In her view, young people today are defined not by ideology, but by the functionality of the state.

“What older generations call ‘ideological issues’ are, for us, part of everyday life. If the state cannot provide housing, stability, or real rights, the natural response is distance – not from Poland itself, but from institutions that fail to fulfill their role,” our interlocutor adds.

Elections as a lens on tensions

Zuza Karcz was one of the panelists at the January launch of the foundation’s report. The expert emphasizes that the context of the presidential election played a significant role in the results.
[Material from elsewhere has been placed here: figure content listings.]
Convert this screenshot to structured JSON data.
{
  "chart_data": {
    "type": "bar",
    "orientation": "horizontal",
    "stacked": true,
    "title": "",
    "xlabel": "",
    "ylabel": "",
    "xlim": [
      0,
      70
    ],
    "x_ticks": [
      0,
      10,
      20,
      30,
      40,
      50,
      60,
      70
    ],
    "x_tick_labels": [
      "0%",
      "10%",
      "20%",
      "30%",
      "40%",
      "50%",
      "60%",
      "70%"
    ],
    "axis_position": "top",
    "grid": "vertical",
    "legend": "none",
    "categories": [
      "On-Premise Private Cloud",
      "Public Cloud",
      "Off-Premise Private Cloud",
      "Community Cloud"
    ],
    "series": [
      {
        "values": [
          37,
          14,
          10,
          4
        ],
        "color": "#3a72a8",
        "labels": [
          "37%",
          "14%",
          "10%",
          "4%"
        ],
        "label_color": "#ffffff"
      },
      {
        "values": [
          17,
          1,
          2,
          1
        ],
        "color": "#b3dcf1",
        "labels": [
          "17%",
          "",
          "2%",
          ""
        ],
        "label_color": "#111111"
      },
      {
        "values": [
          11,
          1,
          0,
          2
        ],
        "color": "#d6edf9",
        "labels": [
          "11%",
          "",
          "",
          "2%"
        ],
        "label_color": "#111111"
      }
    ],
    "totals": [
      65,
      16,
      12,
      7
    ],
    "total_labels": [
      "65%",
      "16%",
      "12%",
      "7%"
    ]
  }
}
“From an analytical perspective, this is crucial, because presidential elections – held least frequently in the Polish system – are moments of peak polarization. That’s when the ‘heavy artillery’ comes out. Attacks are directed not only at candidates, but at the very foundations of identity and social status. It is precisely during the presidential campaign that we see the most complete, though often extreme, picture of Polish society. This is the moment when political narratives reach their limits, and young voters are forced to take a side in a world deliberately divided by politicians. The role of civil society is to show that beneath this layer of polarization lie real needs, stripped of party colors,” Ms. Karcz concludes.

Key Takeaways

  1. As Zuzanna Karcz emphasizes, the high level of indecision stems not from apathy but from disappointment. The younger generation increasingly perceives the state as ineffective in fulfilling basic functions – from housing policy to the protection of civil rights. It is precisely this deficit of efficacy, rather than a lack of political interest, that underlies their distance from elections and party offerings.
  2. The traditional political divide between the Civic Coalition (KO) and Law and Justice (PiS) is losing relevance among the youngest voters. Surveys conducted during the 2025 presidential campaign show only minimal support for candidates from the main parties. Politicians with distinct, outspoken views – such as Sławomir Mentzen and Adrian Zandberg – garnered far greater attention. Yet the most striking phenomenon remains the scale of uncertainty: 44% of respondents, on the eve of the election, could not name a candidate. This points to a lack of political offerings that resonate with this age group.
  3. The worldview of young voters defies simple ideological categorization. A clear majority support Poland’s membership in the European Union, while simultaneously opposing the adoption of the euro and further integration. A similar duality appears in security policy: young people support aid to Ukraine, yet do not endorse sending weapons or troops. The only area of pronounced polarization remains the economy. Views are almost evenly split, although one conviction transcends the divide: that employees’ position in Poland is too weak relative to employers.